Namun hanya tiga jenis PSP yang dilarang dalam Pergub ini yakni kantong plastik, polysterina (styrofoam), dan sedotan plastik. Aturan ini mewajibkan setiap orang dan lembaga baik pemasok, distributor, produsen, penjual menyediakan pengganti atau substitusi PSP. Juga melarang peredaran, distribusi, dan penyediaan PSP baik oleh masyarakat, pelaku usaha, desa adat, dan lainnya.
menarik dibaca : Menantang Diri Belanja Tanpa Plastik di Pasar
Untuk mengawasi Pergub ini, pada Pasal 18 disebutkan Gubernur membentuk Tim Monitoring dan Evaluasi pelaksanaan Pembatasan Timbulan Sampah PSP. Setiap orang, produsen, distributor, pemasok, pelaku usaha dan penyedia PSP yang melanggar ketentuan sebagaimana dimaksud dalam Pasal 6, Pasal 7 dan Pasal 9 ayat (1) dikenakan sanksi administratif.
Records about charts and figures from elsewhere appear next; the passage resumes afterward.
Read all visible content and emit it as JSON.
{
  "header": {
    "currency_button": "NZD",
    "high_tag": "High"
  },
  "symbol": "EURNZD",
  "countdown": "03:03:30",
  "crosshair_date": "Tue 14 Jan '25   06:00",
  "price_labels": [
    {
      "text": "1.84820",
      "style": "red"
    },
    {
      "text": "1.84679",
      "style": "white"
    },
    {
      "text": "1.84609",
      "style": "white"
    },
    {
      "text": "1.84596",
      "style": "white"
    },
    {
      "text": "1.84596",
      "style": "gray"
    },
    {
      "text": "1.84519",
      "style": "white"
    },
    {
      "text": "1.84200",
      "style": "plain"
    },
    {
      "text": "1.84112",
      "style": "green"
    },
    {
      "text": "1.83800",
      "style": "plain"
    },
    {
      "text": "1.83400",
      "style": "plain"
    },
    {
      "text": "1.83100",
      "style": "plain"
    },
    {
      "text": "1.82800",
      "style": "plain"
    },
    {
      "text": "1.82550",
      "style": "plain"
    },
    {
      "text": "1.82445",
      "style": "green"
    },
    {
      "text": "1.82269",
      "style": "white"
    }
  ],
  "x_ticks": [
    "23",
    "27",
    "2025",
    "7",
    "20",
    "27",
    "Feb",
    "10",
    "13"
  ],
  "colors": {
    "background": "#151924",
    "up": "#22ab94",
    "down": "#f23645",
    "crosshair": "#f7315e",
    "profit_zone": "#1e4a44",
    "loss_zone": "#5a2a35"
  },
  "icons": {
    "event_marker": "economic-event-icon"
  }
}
Sementara Perwali mengatur penggunaan kantong alternatif ramah lingkungan, dalam pasal 5 yang berbunyi ayat (1) Pelaku usaha wajib menggunakan kantong alternatif ramah lingkungan dalam rangka mengurangi ketergantungan terhadap kantong plastik. Kemudian ayat (2) Penggunaan kantong alternatif ramah lingkungan sebagaimana dimaksud pada ayat (1) dilaksanakan pada pusat perbelanjaan dan toko modern.
Strategi dalam Pergub yakni melakukan identifikasi dan pendataan PSP, membuat baseline data penggunaan produk PSP, penyusunan rencana kegiatan dan target tahunan. Selain itu mengurangi timbunan PSP, edukasi, kampanye, pelarangan penggunaan PSP, serta mendorong penggunaan alternatif pengganti yang berbahan ramah lingkungan. Disebutkan juga memfasilitasi teknologi tepat guna dengan menggunakan bahan yang lebih ramah lingkungan, pengawasan timbulan sampah PSP, pembinaan ke pelaku usaha, dan lainnya.
Aturan ini menjangkau semua pihak. Perangkat Daerah, unit pelaksana teknis daerah, instansi pemerintah lainnya, badan usaha milik daerah, badan layanan umum daerah, lembaga swasta, lembaga keagamaan, lembaga sosial, Desa Adat/Desa Pakraman, masyarakat, dan perorangan dilarang menggunakan PSP dalam setiap kegiatan sehari-hari atau kegiatan sosial.